Ağrı giderme yöntemlerinin daha da geliştirilmesi sorunları, sürekli olarak yeni ve daha etkili ağrı giderme yöntemleri yaratmak için çalışan özel bir tıp bilimi olan anesteziyoloji tarafından ele alınmaktadır. Uygun ağrı yönetiminin herhangi bir tıbbi prosedürün başarısı için bir ön koşul olduğunu ve hastalardaki stresi ve rahatsızlığı azaltabileceğini unutmamak önemlidir.
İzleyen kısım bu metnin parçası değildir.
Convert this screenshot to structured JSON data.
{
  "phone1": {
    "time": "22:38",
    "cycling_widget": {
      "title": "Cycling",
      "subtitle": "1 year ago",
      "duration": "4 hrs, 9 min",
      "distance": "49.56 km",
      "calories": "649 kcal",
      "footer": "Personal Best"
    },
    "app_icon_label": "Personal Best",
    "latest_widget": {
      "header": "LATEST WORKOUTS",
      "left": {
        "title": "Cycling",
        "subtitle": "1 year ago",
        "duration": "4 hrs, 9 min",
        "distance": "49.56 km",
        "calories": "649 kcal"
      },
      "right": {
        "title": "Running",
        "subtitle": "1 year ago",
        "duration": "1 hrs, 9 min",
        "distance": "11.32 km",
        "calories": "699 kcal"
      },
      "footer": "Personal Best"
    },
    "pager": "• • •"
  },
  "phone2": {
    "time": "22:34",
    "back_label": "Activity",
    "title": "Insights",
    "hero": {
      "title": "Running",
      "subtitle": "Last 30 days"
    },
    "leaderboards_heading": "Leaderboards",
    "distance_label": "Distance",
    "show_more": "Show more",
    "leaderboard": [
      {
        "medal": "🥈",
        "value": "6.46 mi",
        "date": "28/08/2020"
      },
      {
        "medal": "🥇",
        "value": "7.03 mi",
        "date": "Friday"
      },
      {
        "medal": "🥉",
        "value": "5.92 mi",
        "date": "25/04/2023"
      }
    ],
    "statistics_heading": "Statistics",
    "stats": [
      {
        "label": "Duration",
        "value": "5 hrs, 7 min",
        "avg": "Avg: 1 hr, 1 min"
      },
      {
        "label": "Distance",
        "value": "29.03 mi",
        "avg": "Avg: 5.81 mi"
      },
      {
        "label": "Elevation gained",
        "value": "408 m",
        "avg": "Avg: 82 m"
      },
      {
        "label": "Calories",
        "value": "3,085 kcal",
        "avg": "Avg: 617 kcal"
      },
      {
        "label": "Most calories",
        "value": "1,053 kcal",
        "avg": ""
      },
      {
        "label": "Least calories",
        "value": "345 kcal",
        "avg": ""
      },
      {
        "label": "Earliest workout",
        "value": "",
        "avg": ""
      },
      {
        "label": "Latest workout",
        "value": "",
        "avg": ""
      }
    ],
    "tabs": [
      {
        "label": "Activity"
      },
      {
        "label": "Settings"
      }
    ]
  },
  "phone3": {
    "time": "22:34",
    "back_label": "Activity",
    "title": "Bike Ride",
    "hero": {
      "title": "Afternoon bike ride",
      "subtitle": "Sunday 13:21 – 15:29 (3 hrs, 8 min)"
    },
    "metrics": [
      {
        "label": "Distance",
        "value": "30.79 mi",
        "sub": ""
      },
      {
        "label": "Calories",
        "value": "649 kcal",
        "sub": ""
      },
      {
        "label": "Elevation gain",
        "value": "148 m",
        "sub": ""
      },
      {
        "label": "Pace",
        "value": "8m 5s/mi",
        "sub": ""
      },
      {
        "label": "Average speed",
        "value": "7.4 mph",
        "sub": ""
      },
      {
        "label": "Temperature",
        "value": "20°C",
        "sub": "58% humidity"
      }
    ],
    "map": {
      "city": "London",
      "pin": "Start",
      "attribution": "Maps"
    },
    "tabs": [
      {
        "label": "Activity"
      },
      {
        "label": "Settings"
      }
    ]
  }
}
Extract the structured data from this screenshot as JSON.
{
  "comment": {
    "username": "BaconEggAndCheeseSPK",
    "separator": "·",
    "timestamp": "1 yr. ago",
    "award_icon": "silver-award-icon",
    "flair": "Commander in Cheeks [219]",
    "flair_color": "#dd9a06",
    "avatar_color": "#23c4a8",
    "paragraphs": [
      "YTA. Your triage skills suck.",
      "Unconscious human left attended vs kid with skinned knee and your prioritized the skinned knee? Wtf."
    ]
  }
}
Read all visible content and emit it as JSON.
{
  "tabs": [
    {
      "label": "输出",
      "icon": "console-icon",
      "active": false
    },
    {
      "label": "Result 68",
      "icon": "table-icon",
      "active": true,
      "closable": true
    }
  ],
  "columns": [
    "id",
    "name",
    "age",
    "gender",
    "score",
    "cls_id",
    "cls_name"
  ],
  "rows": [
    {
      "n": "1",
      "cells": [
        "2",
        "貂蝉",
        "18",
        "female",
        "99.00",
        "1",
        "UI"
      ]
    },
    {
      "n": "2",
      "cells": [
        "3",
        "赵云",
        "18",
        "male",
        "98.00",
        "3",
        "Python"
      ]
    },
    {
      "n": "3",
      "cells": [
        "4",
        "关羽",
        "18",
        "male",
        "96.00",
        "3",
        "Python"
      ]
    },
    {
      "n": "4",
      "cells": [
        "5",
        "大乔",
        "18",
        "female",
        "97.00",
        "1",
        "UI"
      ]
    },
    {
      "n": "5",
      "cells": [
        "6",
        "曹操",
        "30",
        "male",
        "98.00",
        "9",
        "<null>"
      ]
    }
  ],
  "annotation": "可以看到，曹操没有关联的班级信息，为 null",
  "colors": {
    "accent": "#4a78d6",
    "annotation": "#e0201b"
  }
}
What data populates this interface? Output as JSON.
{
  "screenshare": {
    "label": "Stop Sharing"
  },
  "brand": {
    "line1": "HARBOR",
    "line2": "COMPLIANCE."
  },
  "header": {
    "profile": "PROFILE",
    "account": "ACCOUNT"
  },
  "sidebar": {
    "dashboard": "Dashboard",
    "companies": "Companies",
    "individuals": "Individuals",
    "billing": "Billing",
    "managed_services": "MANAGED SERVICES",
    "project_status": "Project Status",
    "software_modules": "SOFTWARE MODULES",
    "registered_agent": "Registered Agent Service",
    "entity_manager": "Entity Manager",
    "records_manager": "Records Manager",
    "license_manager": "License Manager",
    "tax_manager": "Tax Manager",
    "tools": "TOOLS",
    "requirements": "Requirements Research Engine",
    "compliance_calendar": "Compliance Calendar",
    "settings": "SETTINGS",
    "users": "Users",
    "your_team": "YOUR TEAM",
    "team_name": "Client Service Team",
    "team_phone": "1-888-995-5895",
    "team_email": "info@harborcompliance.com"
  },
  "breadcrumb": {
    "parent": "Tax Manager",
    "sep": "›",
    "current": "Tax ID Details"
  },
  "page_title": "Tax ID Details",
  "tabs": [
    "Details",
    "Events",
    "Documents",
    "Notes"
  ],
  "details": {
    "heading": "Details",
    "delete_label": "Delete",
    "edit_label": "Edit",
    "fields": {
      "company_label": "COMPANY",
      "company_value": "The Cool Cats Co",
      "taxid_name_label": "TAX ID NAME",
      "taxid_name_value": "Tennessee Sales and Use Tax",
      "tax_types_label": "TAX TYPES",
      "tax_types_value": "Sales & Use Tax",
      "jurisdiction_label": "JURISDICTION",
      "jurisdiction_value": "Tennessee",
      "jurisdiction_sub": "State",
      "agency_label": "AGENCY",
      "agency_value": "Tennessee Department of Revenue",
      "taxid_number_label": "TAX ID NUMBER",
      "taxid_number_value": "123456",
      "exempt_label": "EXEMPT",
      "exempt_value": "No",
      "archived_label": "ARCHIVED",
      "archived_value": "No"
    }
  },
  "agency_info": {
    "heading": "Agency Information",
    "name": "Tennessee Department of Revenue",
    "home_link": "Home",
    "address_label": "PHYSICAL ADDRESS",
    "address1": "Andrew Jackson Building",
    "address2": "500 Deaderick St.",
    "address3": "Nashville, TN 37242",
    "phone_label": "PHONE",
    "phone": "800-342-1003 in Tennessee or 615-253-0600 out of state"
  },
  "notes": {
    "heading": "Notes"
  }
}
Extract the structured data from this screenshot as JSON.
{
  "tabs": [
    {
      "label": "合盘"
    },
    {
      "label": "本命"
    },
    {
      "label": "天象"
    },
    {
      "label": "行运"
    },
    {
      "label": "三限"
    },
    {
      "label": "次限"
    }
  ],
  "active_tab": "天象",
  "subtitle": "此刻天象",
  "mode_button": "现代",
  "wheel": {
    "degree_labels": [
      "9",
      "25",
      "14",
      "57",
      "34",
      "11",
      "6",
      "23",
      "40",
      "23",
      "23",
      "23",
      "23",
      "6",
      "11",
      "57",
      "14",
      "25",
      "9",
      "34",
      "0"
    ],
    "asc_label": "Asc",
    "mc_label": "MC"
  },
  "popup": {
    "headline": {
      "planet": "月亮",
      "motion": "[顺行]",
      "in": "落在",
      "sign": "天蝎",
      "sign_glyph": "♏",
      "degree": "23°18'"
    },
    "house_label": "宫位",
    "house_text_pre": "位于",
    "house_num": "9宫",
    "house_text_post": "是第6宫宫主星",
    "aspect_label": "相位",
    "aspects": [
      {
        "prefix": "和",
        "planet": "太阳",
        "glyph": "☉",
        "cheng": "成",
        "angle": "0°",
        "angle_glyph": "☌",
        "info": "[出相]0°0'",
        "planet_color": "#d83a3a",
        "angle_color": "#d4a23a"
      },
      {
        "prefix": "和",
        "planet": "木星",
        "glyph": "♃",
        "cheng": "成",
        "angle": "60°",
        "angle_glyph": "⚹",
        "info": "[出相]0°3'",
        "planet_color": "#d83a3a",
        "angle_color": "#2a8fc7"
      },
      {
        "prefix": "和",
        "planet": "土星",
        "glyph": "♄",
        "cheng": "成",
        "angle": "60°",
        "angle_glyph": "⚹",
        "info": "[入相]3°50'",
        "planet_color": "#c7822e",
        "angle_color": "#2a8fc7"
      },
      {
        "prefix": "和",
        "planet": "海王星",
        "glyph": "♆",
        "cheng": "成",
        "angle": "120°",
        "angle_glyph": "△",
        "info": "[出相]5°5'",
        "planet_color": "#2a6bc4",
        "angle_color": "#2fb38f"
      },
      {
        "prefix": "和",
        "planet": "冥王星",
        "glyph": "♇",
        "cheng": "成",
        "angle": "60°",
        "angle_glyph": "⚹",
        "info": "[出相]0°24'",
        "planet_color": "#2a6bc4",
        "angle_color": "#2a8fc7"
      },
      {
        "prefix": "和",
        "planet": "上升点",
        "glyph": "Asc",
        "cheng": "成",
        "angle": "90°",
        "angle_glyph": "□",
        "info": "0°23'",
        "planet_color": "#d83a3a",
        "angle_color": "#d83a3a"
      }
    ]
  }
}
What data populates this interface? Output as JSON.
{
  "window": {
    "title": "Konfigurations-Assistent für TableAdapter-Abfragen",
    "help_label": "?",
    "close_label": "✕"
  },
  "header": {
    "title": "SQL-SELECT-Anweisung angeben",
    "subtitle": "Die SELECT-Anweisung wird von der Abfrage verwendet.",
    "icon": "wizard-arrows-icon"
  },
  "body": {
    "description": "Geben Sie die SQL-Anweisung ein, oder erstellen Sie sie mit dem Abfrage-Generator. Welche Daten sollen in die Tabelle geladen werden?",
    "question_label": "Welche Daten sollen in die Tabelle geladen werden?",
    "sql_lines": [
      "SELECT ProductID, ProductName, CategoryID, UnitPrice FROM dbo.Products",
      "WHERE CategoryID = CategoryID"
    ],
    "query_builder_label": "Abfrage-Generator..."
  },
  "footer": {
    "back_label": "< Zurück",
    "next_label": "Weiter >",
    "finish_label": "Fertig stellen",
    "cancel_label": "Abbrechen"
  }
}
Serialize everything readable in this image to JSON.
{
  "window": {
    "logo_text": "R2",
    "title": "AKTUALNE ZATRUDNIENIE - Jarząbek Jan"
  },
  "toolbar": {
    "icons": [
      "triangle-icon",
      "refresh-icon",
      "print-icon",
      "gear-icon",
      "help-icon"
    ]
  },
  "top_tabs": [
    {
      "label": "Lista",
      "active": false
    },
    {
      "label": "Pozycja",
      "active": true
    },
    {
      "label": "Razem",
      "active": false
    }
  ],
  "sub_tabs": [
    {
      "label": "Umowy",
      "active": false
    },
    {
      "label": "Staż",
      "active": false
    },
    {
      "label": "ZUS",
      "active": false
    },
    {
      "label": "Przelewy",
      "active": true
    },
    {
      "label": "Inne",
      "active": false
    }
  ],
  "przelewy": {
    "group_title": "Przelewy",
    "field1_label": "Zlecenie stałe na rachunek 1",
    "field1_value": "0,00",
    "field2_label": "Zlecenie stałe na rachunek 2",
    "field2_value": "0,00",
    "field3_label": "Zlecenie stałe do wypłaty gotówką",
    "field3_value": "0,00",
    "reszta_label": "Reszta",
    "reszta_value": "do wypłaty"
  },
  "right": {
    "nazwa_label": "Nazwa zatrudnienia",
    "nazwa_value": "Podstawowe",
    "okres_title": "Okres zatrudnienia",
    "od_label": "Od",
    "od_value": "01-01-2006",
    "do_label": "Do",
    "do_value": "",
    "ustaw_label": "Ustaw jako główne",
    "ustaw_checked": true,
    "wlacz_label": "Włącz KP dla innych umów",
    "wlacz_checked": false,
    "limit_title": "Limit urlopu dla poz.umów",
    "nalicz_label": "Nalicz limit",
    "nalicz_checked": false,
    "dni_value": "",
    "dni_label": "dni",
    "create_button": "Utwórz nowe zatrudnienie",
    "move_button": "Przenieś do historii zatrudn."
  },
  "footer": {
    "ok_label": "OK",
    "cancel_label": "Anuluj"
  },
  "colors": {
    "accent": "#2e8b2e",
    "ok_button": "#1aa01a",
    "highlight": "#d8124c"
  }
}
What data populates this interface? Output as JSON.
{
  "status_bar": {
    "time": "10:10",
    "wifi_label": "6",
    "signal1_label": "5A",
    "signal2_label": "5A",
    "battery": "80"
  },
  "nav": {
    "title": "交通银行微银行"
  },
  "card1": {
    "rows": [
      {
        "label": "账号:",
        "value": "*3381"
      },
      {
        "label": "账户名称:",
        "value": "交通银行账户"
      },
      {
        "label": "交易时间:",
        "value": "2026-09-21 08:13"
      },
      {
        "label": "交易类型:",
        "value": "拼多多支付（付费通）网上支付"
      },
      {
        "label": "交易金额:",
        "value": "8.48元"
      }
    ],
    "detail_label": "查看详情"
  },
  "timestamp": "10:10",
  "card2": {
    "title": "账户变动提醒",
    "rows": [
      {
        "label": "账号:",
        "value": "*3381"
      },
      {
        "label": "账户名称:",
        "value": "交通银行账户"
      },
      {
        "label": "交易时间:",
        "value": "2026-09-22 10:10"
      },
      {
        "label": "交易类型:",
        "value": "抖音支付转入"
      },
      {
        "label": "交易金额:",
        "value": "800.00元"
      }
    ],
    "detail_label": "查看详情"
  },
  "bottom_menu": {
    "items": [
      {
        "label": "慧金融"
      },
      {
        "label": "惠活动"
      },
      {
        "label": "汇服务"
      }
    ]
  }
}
Ağrı tıbbı, organ ve dokuların yapısal yapısı veya işlevindeki bozukluklardan kaynaklanan ağrının tedavisini inceleyen ve 19. yüzyılın sonlarından beri gelişen bir tıp dalıdır. Önceki tüm yüzyıllar boyunca hücreleri öldürme konusundaki bilimin eksikliği, savaş yapma ihtiyacını, siyasi hedeflere ulaşmak adına insan öldürmeyi, yüzyıllardır halkların kanının dökülmesini ve ardından tıbbın gelişiyle devletlerin gasp edilmesini doğurdu. DSÖ istatistiklerine göre her yıl ağrıya yönelik tıbbi yardım için yaklaşık 30 milyon talep kaydedilmektedir. Bir kişinin yaşadığı sürekli acı verici acı, bazı durumlarda vücudun antinoseptif sistemlerinin yanı sıra nosiseptif (ağrı) etkilenerek azaltılabilir. Dünya Sağlık Örgütü'nün (WHO) uzmanlarına göre, çalışma süresi kaybının ana nedeni ağrı semptomlarıdır. Kronik ağrının prevalansını doğru bir şekilde tahmin etmenin zorluğu nedeniyle, altta yatan bir hastalık olarak ağrıya bağlı maliyetleri tahmin etmek, küresel bir standardın bulunmaması nedeniyle zordur. Klinik açıdan ağrının %85'inin birincil kronik ağrıdan kaynaklandığı, hayalet ağrının (%6 ila 7) ve interstisyel ağrının (yaklaşık %4-5) biraz daha az yaygın olduğu gösterilmiştir.